TechTalks from event: NAACL 2015

5B: Machine Translation

  • Morphological Modeling for Machine Translation of English-Iraqi Arabic Spoken Dialogs Authors: Katrin Kirchhoff, Yik-Cheung Tam, Colleen Richey, Wen Wang
    This paper addresses the problem of morphological modeling in statistical speech-to-speech translation for English to Iraqi Arabic. An analysis of user data from a real-time MT-based dialog system showed that generating correct verbal inflections is a key problem for this language pair. We approach this problem by enriching the training data with morphological information derived from source-side dependency parses. We analyze the performance of several parsers as well as the effect on different types of translation models. Our method achieves an improvement of more than a full BLEU point and a significant increase in verbal inflection accuracy; at the same time, it is computationally inexpensive and does not rely on target-language linguistic tools.
  • Continuous Adaptation to User Feedback for Statistical Machine Translation Authors: Frdric Blain, Fethi Bougares, Amir Hazem, Loc Barrault, Holger Schwenk
    This paper gives a detailed experiment feedback of different approaches to adapt a statistical machine translation system towards a targeted translation project, using only small amounts of parallel in-domain data. The experiments were performed by professional translators under realistic conditions of work using a computer assisted translation tool. We analyze the influence of these adaptations on the translator productivity and on the overall post-editing effort. We show that significant improvements can be obtained by using the presented adaptation techniques.
  • Normalized Word Embedding and Orthogonal Transform for Bilingual Word Translation Authors: Chao Xing, Dong Wang, Chao Liu, Yiye Lin
    Word embedding has been found to be highly powerful to translate words from one language to another by a simple linear transform. However, we found some inconsistence among the objective functions of the embedding and the transform learning, as well as the distance measuring. This paper proposes a solution which normalizes the word vectors on a hypersphere and constrains the linear transform as a orthogonal transform. The experimental results confirmed that the proposed solution can offer better performance on a word similarity task and an English-to-Spanish word translation task.
  • Fast and Accurate Preordering for SMT using Neural Networks Authors: Adri de Gispert, Gonzalo Iglesias, Bill Byrne
    We propose the use of neural networks to model source-side preordering for faster and better statistical machine translation. The neural network trains a logistic regression model to predict whether two sibling nodes of the source-side parse tree should be swapped in order to obtain a more monotonic parallel corpus, based on samples extracted from the word-aligned parallel corpus.

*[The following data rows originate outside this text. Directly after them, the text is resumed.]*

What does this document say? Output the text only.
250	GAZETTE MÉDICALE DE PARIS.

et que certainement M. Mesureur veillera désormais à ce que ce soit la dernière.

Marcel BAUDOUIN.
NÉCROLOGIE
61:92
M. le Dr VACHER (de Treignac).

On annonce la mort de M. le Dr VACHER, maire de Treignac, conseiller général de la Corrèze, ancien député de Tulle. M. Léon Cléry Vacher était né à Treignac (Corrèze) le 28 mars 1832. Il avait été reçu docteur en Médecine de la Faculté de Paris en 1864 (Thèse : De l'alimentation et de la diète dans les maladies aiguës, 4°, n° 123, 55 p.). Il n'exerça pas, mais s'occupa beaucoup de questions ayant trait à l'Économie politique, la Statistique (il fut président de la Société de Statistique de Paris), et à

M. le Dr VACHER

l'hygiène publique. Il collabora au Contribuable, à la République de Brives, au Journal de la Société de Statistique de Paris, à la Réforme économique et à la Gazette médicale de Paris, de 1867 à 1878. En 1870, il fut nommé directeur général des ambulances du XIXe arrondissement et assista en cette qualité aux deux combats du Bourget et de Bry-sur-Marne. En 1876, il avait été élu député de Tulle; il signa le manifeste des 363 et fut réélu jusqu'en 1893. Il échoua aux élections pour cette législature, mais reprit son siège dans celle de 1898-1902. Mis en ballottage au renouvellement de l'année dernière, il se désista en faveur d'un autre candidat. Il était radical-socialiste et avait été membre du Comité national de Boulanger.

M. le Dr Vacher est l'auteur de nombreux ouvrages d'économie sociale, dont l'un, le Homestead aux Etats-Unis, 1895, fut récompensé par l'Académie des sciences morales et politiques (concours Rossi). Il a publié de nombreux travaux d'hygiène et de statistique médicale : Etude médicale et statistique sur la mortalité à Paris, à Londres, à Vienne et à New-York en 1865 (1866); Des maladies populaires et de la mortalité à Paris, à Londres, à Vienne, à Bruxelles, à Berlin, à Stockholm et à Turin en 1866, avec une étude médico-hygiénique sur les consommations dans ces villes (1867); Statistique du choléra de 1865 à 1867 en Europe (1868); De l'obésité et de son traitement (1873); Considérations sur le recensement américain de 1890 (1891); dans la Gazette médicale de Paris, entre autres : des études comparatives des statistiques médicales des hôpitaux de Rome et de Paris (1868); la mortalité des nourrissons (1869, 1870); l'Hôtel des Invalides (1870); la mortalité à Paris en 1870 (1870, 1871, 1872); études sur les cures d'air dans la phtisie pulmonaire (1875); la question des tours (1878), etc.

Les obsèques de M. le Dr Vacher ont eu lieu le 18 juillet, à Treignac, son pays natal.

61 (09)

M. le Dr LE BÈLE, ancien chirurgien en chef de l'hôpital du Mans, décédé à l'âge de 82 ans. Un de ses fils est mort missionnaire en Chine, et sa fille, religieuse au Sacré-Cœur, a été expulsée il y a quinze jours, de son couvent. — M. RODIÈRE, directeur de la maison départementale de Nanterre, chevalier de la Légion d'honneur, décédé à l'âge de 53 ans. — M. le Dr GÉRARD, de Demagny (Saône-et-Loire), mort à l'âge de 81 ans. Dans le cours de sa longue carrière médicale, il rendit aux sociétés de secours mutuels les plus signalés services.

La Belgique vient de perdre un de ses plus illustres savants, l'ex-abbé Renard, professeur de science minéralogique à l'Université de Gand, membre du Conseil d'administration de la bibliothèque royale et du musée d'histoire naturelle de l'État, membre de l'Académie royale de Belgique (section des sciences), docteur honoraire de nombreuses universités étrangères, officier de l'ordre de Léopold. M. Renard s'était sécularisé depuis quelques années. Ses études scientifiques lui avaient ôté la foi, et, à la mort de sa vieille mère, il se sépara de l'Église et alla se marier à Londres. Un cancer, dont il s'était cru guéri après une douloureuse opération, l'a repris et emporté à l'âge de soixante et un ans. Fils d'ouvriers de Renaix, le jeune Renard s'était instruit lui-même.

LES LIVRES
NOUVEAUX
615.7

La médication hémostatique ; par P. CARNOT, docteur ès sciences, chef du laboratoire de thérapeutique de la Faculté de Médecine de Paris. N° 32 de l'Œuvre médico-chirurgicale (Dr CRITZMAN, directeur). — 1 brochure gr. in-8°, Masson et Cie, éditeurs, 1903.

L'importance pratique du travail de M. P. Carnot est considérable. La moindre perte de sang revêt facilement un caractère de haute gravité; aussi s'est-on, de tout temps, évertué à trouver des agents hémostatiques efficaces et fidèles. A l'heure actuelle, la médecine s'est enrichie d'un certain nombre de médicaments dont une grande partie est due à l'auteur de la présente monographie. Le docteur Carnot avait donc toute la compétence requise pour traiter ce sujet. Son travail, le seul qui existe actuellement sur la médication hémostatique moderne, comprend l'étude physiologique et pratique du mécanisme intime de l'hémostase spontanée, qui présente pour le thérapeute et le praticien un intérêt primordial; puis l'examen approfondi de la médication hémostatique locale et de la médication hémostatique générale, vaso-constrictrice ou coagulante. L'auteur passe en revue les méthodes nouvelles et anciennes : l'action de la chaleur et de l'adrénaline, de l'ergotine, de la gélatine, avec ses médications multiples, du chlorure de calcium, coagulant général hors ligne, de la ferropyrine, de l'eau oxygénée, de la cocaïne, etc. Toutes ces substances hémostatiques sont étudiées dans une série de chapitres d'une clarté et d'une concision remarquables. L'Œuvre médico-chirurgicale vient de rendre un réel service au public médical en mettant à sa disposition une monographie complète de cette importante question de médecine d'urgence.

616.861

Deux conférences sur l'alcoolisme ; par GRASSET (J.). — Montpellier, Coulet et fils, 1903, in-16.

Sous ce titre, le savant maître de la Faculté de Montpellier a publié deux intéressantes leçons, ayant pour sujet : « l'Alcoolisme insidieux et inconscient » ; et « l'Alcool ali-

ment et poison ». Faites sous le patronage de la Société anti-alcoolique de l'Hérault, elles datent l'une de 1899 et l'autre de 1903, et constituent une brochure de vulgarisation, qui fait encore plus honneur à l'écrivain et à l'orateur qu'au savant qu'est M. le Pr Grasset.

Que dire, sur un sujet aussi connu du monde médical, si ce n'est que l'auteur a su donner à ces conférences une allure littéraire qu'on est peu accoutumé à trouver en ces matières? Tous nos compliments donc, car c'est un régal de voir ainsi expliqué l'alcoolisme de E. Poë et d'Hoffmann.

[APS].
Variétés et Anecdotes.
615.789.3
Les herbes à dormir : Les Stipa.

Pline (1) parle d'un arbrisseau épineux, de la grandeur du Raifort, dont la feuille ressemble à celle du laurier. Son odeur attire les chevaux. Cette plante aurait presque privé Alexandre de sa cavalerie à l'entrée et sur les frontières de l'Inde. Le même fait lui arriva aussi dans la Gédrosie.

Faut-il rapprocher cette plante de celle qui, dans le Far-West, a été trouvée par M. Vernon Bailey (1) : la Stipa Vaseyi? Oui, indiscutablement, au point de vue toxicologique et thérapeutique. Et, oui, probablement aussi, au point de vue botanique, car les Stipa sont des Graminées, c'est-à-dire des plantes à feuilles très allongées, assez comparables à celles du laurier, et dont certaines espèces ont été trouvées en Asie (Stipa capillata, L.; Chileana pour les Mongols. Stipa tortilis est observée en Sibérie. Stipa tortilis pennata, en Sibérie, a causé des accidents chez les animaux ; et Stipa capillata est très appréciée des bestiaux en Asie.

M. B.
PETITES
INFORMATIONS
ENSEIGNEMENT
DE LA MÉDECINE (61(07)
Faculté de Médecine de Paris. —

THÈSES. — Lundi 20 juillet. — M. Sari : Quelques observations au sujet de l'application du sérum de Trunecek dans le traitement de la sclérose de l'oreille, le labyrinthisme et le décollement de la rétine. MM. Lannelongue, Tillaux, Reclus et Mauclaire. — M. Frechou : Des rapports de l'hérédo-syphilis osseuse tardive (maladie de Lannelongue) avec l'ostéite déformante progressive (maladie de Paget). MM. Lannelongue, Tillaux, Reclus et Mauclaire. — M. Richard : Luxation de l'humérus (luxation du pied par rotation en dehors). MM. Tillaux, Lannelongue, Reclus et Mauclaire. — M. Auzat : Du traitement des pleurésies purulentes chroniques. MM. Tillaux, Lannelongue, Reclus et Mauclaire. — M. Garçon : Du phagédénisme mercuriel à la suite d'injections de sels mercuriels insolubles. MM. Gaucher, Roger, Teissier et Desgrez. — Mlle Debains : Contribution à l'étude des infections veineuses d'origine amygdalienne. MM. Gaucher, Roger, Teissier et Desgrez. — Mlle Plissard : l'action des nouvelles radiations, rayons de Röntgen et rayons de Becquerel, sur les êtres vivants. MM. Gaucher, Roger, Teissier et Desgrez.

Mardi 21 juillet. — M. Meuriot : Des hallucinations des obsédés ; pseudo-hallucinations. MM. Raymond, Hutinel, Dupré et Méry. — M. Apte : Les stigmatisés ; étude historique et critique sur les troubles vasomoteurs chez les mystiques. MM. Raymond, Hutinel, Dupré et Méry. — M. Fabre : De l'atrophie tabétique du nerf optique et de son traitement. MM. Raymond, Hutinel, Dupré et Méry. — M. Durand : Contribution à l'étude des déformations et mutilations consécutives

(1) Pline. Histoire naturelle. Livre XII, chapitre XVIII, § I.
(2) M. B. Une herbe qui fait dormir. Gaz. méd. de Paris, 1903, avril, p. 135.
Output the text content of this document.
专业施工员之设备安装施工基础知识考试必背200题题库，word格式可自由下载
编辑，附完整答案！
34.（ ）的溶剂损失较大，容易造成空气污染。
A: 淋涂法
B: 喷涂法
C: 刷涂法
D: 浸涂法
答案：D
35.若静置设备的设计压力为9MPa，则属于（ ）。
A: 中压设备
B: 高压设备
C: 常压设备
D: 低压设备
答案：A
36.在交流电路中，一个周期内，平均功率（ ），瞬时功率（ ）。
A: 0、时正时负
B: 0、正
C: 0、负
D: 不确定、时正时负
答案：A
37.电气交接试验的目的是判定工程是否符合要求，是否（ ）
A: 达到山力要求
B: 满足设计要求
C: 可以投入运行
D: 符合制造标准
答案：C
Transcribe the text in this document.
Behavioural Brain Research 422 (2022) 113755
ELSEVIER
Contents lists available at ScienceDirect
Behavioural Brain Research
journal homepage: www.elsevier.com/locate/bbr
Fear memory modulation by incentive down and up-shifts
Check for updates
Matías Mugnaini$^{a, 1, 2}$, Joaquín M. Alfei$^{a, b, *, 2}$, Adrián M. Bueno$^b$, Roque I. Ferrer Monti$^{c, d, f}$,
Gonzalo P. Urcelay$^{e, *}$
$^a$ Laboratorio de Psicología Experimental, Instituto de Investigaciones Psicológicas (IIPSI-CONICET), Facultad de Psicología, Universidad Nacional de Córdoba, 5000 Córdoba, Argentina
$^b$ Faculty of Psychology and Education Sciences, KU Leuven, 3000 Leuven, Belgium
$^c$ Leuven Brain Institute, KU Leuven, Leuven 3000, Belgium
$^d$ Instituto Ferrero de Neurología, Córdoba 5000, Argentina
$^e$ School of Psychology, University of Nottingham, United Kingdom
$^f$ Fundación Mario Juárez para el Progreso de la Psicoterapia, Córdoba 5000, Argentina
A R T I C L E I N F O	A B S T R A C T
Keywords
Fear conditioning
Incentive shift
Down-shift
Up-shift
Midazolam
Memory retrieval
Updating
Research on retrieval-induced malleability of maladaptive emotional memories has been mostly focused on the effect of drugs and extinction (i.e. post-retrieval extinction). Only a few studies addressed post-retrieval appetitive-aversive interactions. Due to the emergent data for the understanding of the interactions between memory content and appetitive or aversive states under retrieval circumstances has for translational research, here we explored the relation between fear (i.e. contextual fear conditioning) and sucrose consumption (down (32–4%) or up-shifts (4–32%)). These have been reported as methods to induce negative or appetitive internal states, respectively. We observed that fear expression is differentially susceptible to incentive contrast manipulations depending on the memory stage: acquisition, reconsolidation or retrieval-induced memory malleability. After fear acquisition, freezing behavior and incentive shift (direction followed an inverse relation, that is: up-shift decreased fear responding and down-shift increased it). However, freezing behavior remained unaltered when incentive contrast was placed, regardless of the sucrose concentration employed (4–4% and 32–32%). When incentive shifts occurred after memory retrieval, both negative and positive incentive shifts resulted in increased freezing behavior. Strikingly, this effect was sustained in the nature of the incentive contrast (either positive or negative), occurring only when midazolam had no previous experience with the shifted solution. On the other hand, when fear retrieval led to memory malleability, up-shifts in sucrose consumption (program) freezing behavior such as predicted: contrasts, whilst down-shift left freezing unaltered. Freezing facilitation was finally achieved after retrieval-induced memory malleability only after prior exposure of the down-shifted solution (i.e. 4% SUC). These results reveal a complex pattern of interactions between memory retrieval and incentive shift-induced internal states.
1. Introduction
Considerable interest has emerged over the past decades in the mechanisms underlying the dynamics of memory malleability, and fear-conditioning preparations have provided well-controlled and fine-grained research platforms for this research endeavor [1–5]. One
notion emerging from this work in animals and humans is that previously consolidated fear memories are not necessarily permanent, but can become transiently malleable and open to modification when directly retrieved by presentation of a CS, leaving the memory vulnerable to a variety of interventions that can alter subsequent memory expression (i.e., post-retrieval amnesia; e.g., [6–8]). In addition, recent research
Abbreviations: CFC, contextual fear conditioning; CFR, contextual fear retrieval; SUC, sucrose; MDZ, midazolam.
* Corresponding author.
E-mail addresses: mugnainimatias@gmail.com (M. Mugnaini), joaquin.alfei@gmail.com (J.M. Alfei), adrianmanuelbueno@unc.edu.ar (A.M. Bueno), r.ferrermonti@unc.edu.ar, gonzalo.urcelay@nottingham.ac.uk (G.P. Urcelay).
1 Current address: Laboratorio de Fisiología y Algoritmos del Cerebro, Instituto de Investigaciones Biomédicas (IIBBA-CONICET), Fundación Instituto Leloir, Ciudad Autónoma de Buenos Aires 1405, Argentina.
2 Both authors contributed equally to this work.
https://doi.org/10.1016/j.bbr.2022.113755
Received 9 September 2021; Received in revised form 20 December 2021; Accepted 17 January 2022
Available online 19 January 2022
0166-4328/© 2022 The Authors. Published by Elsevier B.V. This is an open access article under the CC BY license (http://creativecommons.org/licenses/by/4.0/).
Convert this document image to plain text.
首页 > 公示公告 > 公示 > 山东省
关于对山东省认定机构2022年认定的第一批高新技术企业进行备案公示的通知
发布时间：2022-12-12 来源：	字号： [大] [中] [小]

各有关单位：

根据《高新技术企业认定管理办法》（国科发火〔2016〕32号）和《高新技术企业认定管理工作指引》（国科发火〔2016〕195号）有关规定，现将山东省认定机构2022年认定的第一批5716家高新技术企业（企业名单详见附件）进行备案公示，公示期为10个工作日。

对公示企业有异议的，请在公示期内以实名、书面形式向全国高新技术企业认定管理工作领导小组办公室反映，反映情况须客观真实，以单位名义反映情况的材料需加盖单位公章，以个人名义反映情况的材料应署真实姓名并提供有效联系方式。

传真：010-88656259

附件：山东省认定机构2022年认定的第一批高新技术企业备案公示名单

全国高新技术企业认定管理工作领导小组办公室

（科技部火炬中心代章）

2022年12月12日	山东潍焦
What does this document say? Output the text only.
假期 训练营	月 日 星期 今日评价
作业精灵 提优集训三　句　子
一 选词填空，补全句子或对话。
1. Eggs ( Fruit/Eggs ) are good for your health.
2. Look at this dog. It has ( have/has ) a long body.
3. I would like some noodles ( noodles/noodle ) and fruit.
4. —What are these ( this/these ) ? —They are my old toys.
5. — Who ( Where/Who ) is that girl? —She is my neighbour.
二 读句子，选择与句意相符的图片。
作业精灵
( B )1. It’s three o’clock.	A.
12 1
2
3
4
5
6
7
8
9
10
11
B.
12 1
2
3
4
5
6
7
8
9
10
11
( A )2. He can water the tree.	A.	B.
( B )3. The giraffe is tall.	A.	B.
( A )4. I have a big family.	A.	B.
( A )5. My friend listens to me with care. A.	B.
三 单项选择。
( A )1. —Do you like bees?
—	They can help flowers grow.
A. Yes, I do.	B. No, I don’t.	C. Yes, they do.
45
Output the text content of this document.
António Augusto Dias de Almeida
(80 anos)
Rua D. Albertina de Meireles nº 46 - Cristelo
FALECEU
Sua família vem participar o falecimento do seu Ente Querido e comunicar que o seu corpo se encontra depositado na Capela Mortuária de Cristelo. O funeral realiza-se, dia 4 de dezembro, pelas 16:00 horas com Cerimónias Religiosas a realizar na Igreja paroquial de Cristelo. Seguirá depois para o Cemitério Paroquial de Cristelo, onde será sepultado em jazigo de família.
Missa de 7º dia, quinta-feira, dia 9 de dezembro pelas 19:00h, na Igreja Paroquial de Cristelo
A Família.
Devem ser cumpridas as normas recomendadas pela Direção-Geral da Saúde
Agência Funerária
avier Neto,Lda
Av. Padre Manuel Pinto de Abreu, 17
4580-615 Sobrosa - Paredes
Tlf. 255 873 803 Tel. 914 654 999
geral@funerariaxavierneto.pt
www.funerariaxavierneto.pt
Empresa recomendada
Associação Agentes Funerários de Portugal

For multiple language pairs and domains, we show that this yields the best reordering performance against other state-of-the-art techniques, resulting in improved translation quality and very fast decoding.
  • APRO: All-Pairs Ranking Optimization for MT Tuning Authors: Markus Dreyer and Yuanzhe Dong
    We present APRO, a new method for machine translation tuning that can handle large feature sets. As opposed to other popular methods (e.g., MERT, MIRA, PRO), which involve randomness and require multiple runs to obtain a reliable result, APRO gives the same result on any run, given initial feature weights. APRO follows the pairwise ranking approach of PRO (Hopkins and May, 2011), but instead of ranking a small sampled subset of pairs from the k- best list, APRO efficiently ranks all pairs. By obviating the need for manually determined sampling settings, we obtain more reliable results. APRO converges more quickly than PRO and gives similar or better translation results.